Le iscrizioni con riserva al Pnrr 3
Questo significa che chi sta partecipando ai Corsi Indire per la specializzazione sul sostegno (triennalisti e specializzati estero) avranno la possibilità di iscriversi riserva al concorso Pnrr3. Cosa che invece non sarà consentita a chi si iscriverà al terzo ciclo dei percorsi abilitanti che sta per essere avviato, considerato che inizieranno a gennaio 2026, a Pnrr 3 già avviato, e soprattutto si concluderanno solo a giugno 2026, quando il ministero auspica di aver già terminato tutta la procedura in modo da programmare le assunzioni dei vincitori per il settembre successivo, in concomitanza con l’inizio del nuovo anno scolastico.
Per quel che riguarda invece l’atteso secondo ciclo Indire per triennalisti, si sta pensando alla proroga della norma con avvio dei percorsi nei primi mesi del 2026.

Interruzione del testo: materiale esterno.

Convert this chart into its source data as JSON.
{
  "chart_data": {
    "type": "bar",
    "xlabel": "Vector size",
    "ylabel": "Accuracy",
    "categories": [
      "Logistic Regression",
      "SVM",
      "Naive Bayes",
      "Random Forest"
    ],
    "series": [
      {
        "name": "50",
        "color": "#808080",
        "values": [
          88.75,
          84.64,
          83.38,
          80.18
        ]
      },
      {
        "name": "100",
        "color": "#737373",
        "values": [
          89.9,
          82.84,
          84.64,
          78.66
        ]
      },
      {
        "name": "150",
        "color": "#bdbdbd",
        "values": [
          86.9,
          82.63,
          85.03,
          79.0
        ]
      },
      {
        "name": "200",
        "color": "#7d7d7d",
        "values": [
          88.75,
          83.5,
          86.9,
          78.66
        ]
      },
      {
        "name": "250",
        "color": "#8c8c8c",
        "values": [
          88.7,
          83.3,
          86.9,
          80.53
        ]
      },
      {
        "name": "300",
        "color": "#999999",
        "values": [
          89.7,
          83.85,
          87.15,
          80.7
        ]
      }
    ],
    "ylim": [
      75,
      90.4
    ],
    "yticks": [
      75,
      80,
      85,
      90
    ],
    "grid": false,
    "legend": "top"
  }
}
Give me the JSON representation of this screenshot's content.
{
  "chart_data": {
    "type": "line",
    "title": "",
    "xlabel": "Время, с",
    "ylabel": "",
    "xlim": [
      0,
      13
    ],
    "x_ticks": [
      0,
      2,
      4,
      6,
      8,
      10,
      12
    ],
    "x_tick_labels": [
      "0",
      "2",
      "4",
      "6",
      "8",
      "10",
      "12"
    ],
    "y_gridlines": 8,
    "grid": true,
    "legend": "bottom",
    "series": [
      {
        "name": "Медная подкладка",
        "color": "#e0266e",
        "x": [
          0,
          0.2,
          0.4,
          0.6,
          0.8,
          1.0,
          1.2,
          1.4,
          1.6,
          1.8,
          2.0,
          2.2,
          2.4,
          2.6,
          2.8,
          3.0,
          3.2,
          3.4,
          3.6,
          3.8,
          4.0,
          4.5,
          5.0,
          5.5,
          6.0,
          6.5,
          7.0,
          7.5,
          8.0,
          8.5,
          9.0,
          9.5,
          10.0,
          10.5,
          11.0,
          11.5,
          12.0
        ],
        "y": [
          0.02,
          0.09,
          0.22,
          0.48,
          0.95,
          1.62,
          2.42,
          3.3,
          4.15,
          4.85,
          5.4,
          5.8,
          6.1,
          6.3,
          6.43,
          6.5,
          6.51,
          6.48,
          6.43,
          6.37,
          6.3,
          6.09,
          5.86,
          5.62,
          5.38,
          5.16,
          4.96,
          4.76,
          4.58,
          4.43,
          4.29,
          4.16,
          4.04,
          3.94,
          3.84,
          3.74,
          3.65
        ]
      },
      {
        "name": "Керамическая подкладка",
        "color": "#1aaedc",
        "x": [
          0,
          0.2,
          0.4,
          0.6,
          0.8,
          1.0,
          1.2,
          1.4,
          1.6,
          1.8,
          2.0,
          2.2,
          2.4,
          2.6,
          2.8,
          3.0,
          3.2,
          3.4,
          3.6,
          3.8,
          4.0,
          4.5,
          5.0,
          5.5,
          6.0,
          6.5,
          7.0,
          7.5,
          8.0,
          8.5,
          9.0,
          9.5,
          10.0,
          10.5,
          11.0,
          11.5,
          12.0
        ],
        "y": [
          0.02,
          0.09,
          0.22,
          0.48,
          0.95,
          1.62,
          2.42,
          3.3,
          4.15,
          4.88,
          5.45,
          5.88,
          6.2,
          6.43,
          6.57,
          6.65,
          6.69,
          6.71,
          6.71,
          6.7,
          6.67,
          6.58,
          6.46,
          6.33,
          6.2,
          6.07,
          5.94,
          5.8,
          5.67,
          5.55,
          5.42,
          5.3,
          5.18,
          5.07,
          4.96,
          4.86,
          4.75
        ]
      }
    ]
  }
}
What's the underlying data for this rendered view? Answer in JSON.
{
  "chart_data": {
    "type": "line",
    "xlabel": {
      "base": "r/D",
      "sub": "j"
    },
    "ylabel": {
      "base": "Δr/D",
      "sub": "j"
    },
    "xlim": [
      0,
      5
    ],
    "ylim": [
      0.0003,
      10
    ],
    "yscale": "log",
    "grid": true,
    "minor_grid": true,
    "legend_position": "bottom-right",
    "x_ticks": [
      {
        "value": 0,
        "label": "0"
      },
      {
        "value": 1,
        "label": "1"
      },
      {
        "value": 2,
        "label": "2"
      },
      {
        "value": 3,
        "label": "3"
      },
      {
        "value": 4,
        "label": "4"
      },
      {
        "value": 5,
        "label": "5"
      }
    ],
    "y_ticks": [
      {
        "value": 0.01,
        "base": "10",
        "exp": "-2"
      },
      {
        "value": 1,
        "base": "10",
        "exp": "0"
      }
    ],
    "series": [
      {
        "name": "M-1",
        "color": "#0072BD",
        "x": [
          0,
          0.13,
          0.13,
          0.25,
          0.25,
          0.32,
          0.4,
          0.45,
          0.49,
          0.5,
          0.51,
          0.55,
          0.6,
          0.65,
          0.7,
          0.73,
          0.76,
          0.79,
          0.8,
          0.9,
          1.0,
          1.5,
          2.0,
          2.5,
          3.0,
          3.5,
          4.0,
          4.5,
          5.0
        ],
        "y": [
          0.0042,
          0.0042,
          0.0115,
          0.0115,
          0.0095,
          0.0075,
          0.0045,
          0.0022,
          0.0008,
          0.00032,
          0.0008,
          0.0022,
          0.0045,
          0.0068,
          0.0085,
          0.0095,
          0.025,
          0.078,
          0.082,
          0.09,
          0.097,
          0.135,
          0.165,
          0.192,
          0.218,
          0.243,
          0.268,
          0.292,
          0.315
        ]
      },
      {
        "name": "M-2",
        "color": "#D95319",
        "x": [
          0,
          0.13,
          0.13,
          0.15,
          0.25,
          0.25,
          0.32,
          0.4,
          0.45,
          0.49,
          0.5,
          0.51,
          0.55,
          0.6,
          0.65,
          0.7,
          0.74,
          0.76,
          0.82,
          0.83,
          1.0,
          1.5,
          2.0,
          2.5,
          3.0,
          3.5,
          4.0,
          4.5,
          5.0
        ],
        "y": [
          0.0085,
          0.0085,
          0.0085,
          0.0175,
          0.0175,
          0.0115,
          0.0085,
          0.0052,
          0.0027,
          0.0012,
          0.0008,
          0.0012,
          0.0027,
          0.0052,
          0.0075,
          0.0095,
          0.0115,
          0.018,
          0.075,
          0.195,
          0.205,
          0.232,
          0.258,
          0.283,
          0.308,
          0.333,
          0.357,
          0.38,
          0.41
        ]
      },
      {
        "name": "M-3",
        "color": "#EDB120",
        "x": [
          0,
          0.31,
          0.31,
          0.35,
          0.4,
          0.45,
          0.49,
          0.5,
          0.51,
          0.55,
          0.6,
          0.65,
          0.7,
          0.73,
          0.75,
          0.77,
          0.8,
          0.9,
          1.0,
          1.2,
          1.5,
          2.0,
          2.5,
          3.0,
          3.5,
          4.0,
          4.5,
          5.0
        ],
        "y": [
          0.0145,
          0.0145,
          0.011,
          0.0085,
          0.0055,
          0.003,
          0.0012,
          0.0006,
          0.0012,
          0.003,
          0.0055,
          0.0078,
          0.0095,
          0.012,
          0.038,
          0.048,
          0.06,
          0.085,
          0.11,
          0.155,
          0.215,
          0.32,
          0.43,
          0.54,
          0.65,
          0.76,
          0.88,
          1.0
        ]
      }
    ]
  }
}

Il quadro delle immissioni in ruolo
Sono tutte informazioni comunicate dal ministero ai sindacati nell’ultima informativa delle scorse ore, occasione per specificare i dati relativi alle immissioni in ruolo 25/26 docenti, per il quale come sempre non sono stati coperti tutti i posti autorizzati.
Per quel che riguarda il quadro delle immissioni in ruolo, ai sindacati sono state fornite le tabelle che evidenziano come residuano 14mila posti che saranno coperti dalle graduatorie del Pnrr2.
L’urgenza del doppio canale di reclutamento
I sindacati hanno messo in evidenza che i posti non verranno coperti tutti, essendoci graduatorie già esaurite. E’ stata l’occasione per ribadire l’urgenza del doppio canale di reclutamento, tematica della quale si sta parlando su più fronti, con i decreti in discussione al Senato e con il confronto serrato con l’Ue che finalmente sta dando segnali di apertura come dimostra lo scorrimento degli idonei e la costituzione dal 2026 degli elenchi regionali.